Patna, Sept. 17: Lalu Prasad may be the railway minister to the India, but his Bihar roots force him to pay more than lip service to put Bihar back on tracks.

In what observers describe as Lalu’s bid to revive his spell over Bihar’s people, Indian Railways Catering and Tourism Development Corporation (IRCTDC), a subsidiary of Indian Railways, would make a foray into what is more a Bihar State Tourism Development Corporation domain — Patna streets.

The rail board is all set to start a tourism package that is both cheap and has all the potential to allure people.

While talking about the package, general manager (east) of IRTDC T.C. Nagley said the Rs 399-package would be for a daylong tour of different places of historical and religious importance in Patna. “In this tour, a 20-seater luxury air-conditioned bus would take tourists to Kumhrar, Harmandir Saheb, Patna Museum, Gol Ghar and Sanjay Gandhi Biological Park,” Nagley added. The ride would be followed by a boat ride on the Ganga and a sumptuous lunch.

To be called Pataliputra Darshan, the bus service is likely to start its service from October 2 — the birthday of Mahatma Gandhi. Incidentally, Lalu Prasad recently also set up a Gandhi statue at Motihari railway station in East Champaran district of north Bihar.

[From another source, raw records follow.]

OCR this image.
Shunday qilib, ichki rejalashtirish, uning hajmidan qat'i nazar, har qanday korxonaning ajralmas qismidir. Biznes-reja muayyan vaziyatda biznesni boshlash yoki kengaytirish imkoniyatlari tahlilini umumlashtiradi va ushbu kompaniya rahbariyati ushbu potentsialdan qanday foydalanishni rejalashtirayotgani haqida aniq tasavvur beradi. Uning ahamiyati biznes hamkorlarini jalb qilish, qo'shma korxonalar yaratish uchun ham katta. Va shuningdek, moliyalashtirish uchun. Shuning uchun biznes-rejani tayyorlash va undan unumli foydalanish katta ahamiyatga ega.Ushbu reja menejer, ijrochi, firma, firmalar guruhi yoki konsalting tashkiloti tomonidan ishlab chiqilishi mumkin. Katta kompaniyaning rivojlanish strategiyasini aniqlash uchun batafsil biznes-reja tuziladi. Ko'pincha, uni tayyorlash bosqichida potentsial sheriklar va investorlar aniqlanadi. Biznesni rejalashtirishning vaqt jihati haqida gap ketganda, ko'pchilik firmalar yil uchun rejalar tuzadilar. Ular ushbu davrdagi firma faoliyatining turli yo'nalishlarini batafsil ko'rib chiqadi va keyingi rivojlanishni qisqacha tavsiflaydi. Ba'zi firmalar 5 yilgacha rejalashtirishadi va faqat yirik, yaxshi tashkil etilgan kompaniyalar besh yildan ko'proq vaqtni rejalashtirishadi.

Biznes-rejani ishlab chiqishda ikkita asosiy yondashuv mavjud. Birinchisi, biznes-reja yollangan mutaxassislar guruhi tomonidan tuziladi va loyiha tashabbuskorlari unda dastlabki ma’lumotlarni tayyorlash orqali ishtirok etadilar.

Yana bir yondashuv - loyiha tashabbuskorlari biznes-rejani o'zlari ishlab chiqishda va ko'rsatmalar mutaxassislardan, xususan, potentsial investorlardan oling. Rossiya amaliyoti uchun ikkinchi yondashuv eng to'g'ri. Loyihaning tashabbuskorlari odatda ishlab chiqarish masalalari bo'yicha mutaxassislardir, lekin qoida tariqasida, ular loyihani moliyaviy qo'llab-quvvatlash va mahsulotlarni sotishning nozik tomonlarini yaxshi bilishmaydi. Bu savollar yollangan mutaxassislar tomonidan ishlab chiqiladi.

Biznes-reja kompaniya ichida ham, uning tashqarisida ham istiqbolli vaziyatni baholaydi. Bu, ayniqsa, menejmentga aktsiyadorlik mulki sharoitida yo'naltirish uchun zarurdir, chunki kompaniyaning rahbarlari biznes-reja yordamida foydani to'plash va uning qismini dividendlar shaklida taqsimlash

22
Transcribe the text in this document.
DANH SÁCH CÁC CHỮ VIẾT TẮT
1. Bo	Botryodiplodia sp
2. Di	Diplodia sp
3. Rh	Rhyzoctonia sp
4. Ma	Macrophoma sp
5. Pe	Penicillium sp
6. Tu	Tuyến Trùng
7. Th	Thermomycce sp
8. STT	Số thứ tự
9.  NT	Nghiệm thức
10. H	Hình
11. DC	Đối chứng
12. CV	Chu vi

Initially, the tour would be a weekly Sunday affair. Nagley, however, confirmed that the frequency would increase depending on the tourists’ response.

Present plans state that the service would start and terminate at the Biscomaun Bhavan near Gandhi Maidan. It is Lalu Prasad who will naturally flag off the maiden journey from the Patna junction railway station on October 2.

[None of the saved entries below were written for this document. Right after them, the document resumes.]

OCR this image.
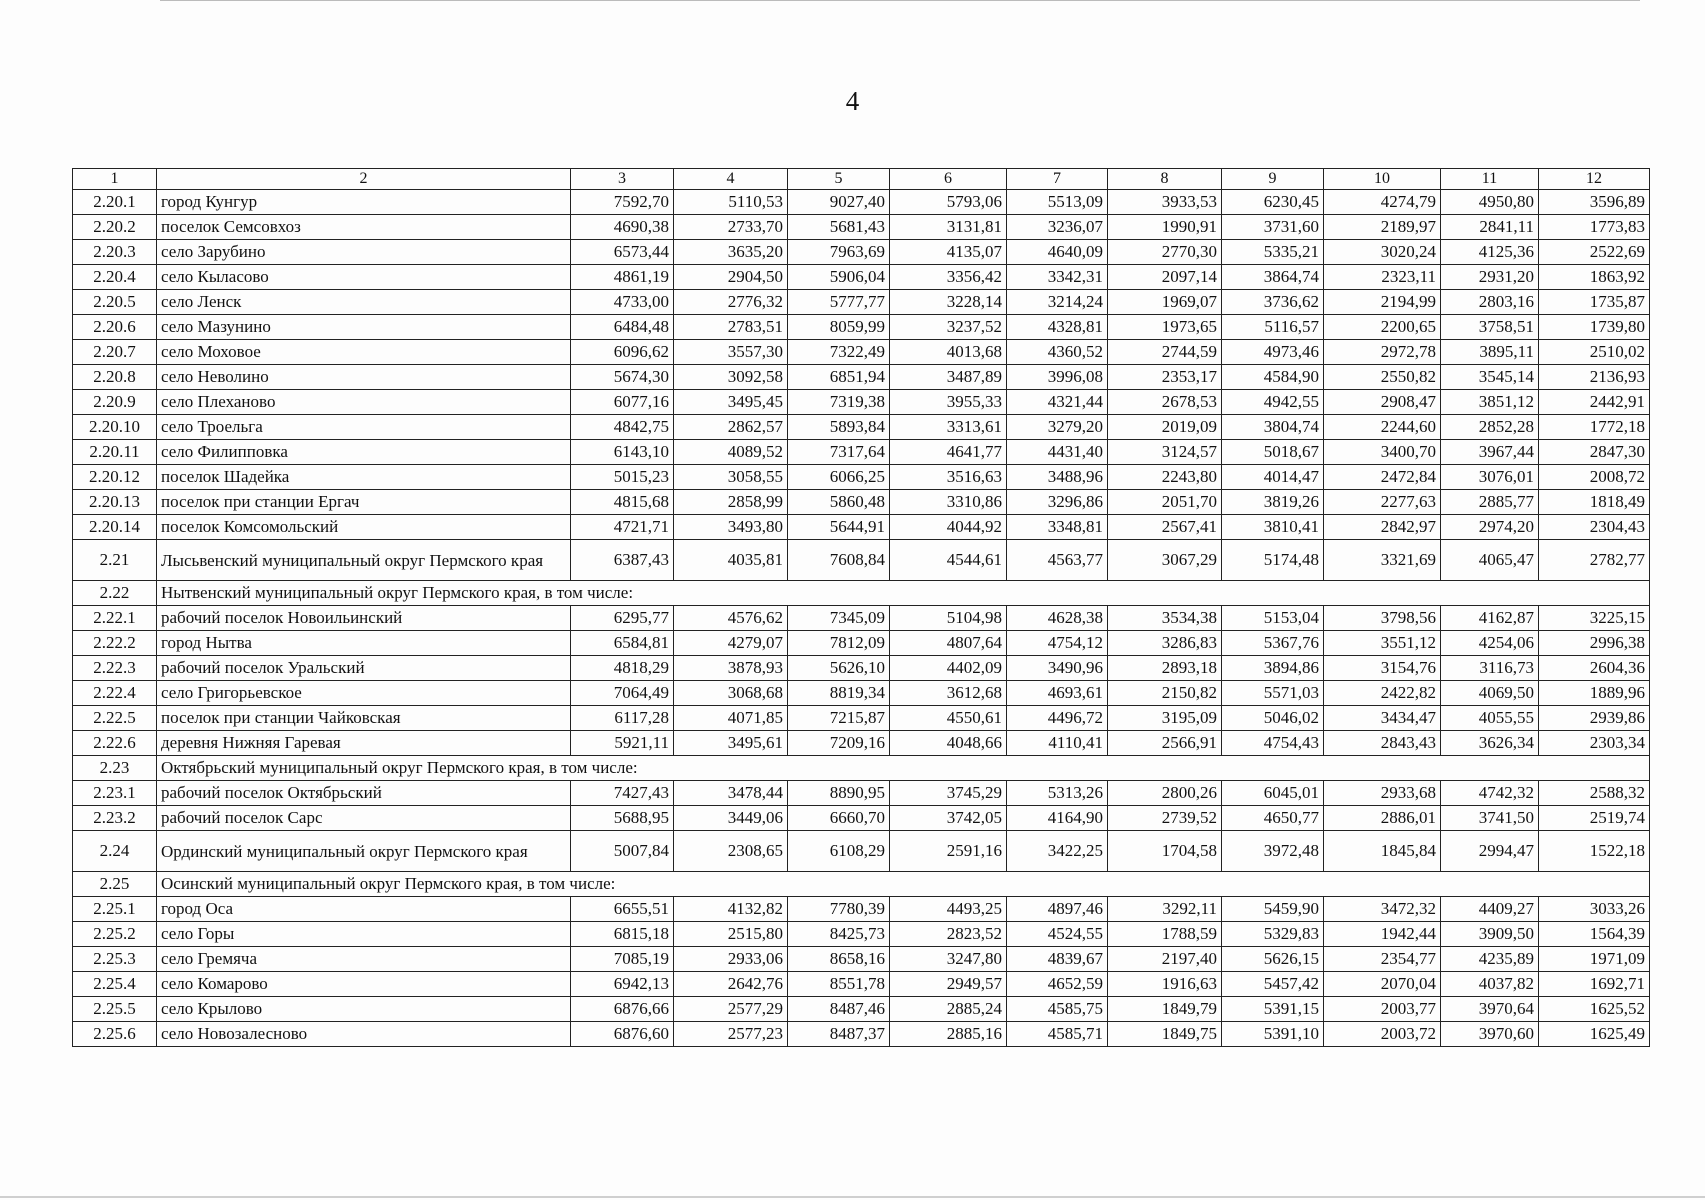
4
1	2	3	4	5	6	7	8	9	10	11	12
2.20.1	город Кунгур	7592,70	5110,53	9027,40	5793,06	5513,09	3933,53	6230,45	4274,79	4950,80	3596,89
2.20.2	поселок Семсовхоз	4690,38	2733,70	5681,43	3131,81	3236,07	1990,91	3731,60	2189,97	2841,11	1773,83
2.20.3	село Зарубино	6573,44	3635,20	7963,69	4135,07	4640,09	2770,30	5335,21	3020,24	4125,36	2522,69
2.20.4	село Кыласово	4861,19	2904,50	5906,04	3356,42	3342,31	2097,14	3864,74	2323,11	2931,20	1863,92
2.20.5	село Ленск	4733,00	2776,32	5777,77	3228,14	3214,24	1969,07	3736,62	2194,99	2803,16	1735,87
2.20.6	село Мазунино	6484,48	2783,51	8059,99	3237,52	4328,81	1973,65	5116,57	2200,65	3758,51	1739,80
2.20.7	село Моховое	6096,62	3557,30	7322,49	4013,68	4360,52	2744,59	4973,46	2972,78	3895,11	2510,02
2.20.8	село Неволино	5674,30	3092,58	6851,94	3487,89	3996,08	2353,17	4584,90	2550,82	3545,14	2136,93
2.20.9	село Плеханово	6077,16	3495,45	7319,38	3955,33	4321,44	2678,53	4942,55	2908,47	3851,12	2442,91
2.20.10	село Троельга	4842,75	2862,57	5893,84	3313,61	3279,20	2019,09	3804,74	2244,60	2852,28	1772,18
2.20.11	село Филипповка	6143,10	4089,52	7317,64	4641,77	4431,40	3124,57	5018,67	3400,70	3967,44	2847,30
2.20.12	поселок Шадейка	5015,23	3058,55	6066,25	3516,63	3488,96	2243,80	4014,47	2472,84	3076,01	2008,72
2.20.13	поселок при станции Ергач	4815,68	2858,99	5860,48	3310,86	3296,86	2051,70	3819,26	2277,63	2885,77	1818,49
2.20.14	поселок Комсомольский	4721,71	3493,80	5644,91	4044,92	3348,81	2567,41	3810,41	2842,97	2974,20	2304,43
2.21	Лысьвенский муниципальный округ Пермского края	6387,43	4035,81	7608,84	4544,61	4563,77	3067,29	5174,48	3321,69	4065,47	2782,77
2.22	Нытвенский муниципальный округ Пермского края, в том числе:										
2.22.1	рабочий поселок Новоильинский	6295,77	4576,62	7345,09	5104,98	4628,38	3534,38	5153,04	3798,56	4162,87	3225,15
2.22.2	город Нытва	6584,81	4279,07	7812,09	4807,64	4754,12	3286,83	5367,76	3551,12	4254,06	2996,38
2.22.3	рабочий поселок Уральский	4818,29	3878,93	5626,10	4402,09	3490,96	2893,18	3894,86	3154,76	3116,73	2604,36
2.22.4	село Григорьевское	7064,49	3068,68	8819,34	3612,68	4693,61	2150,82	5571,03	2422,82	4069,50	1889,96
2.22.5	поселок при станции Чайковская	6117,28	4071,85	7215,87	4550,61	4496,72	3195,09	5046,02	3434,47	4055,55	2939,86
2.22.6	деревня Нижняя Гаревая	5921,11	3495,61	7209,16	4048,66	4110,41	2566,91	4754,43	2843,43	3626,34	2303,34
2.23	Октябрьский муниципальный округ Пермского края, в том числе:										
2.23.1	рабочий поселок Октябрьский	7427,43	3478,44	8890,95	3745,29	5313,26	2800,26	6045,01	2933,68	4742,32	2588,32
2.23.2	рабочий поселок Сарс	5688,95	3449,06	6660,70	3742,05	4164,90	2739,52	4650,77	2886,01	3741,50	2519,74
2.24	Ординский муниципальный округ Пермского края	5007,84	2308,65	6108,29	2591,16	3422,25	1704,58	3972,48	1845,84	2994,47	1522,18
2.25	Осинский муниципальный округ Пермского края, в том числе:										
2.25.1	город Оса	6655,51	4132,82	7780,39	4493,25	4897,46	3292,11	5459,90	3472,32	4409,27	3033,26
2.25.2	село Горы	6815,18	2515,80	8425,73	2823,52	4524,55	1788,59	5329,83	1942,44	3909,50	1564,39
2.25.3	село Гремяча	7085,19	2933,06	8658,16	3247,80	4839,67	2197,40	5626,15	2354,77	4235,89	1971,09
2.25.4	село Комарово	6942,13	2642,76	8551,78	2949,57	4652,59	1916,63	5457,42	2070,04	4037,82	1692,71
2.25.5	село Крылово	6876,66	2577,29	8487,46	2885,24	4585,75	1849,79	5391,15	2003,77	3970,64	1625,52
2.25.6	село Новозалесново	6876,60	2577,23	8487,37	2885,16	4585,71	1849,75	5391,10	2003,72	3970,60	1625,49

To make it more tourist-friendly, the rail board has also struck a deal with the newly-opened, super mall Vishal Mega Mart, “which has agreed to offer 10 per cent discount to the tourists who would avail this package”.

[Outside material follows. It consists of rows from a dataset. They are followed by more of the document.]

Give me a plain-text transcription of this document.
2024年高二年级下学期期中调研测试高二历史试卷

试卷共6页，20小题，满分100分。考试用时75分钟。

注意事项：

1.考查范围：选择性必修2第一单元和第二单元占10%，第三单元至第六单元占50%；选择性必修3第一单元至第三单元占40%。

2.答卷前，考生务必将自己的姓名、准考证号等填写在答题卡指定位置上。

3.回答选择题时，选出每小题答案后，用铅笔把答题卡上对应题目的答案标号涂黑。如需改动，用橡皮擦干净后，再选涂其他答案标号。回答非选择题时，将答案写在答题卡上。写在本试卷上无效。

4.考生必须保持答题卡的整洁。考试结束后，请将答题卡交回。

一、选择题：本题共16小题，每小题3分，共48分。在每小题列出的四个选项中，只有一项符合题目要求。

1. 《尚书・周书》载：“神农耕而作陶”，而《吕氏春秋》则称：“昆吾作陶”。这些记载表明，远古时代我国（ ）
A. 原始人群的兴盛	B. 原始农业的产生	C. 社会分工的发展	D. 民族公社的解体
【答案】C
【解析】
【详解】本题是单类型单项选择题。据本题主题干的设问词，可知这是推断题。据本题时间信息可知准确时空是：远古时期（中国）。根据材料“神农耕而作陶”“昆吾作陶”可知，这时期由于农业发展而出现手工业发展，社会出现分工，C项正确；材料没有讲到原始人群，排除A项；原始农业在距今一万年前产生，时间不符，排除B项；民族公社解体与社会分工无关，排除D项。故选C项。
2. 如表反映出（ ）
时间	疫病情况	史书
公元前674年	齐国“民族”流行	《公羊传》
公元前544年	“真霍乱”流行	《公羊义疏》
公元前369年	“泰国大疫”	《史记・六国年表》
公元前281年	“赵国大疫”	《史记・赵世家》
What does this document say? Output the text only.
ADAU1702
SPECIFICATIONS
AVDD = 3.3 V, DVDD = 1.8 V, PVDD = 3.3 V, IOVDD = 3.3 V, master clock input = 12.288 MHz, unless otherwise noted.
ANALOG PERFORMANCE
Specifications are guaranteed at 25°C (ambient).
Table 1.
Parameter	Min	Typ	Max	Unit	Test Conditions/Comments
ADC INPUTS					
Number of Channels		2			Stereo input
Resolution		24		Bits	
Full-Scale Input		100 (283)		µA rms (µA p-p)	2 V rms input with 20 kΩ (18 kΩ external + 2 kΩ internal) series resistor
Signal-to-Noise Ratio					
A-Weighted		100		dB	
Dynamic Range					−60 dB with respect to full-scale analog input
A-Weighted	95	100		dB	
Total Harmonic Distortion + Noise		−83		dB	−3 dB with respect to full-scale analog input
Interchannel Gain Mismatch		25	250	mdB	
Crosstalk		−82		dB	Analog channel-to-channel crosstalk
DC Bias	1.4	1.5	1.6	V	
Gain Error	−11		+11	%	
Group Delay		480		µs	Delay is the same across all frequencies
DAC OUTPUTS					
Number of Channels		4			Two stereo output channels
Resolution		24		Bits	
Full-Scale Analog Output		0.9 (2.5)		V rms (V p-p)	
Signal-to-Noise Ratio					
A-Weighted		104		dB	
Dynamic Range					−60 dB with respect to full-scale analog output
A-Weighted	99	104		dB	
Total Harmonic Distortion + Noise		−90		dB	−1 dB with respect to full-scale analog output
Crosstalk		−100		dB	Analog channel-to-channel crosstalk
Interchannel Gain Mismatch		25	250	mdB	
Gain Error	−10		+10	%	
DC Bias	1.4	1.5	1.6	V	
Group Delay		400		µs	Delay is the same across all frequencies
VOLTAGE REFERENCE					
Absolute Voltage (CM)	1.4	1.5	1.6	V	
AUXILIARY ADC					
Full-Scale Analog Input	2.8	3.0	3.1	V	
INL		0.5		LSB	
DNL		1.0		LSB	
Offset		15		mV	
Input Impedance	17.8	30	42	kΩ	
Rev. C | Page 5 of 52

Lalu’s critics, however, are sceptic about the success of the venture. “He is known for taking such populist measures which seldom succeed,” said JD(U) general secretary Shivanand Tiwary adding: “He began an air-conditioned train to transport vegetables from Bihar to Delhi’s vegetable marts. That failed miserably.”

Enumerating Lalu’s “failures”, Tiwary added: “He began small trains to ferry children in the Sanjay Gandhi Biological park here promising that the railways would maintain it. The zoo train is now a saga of ill repair and mismanagement.”

Lalu, said Tiway, began charwaha schools and pahalwan schools in the state soon after he became the Bihar chief minister in 1990. “The schools do not exist on the grounds today,” he added.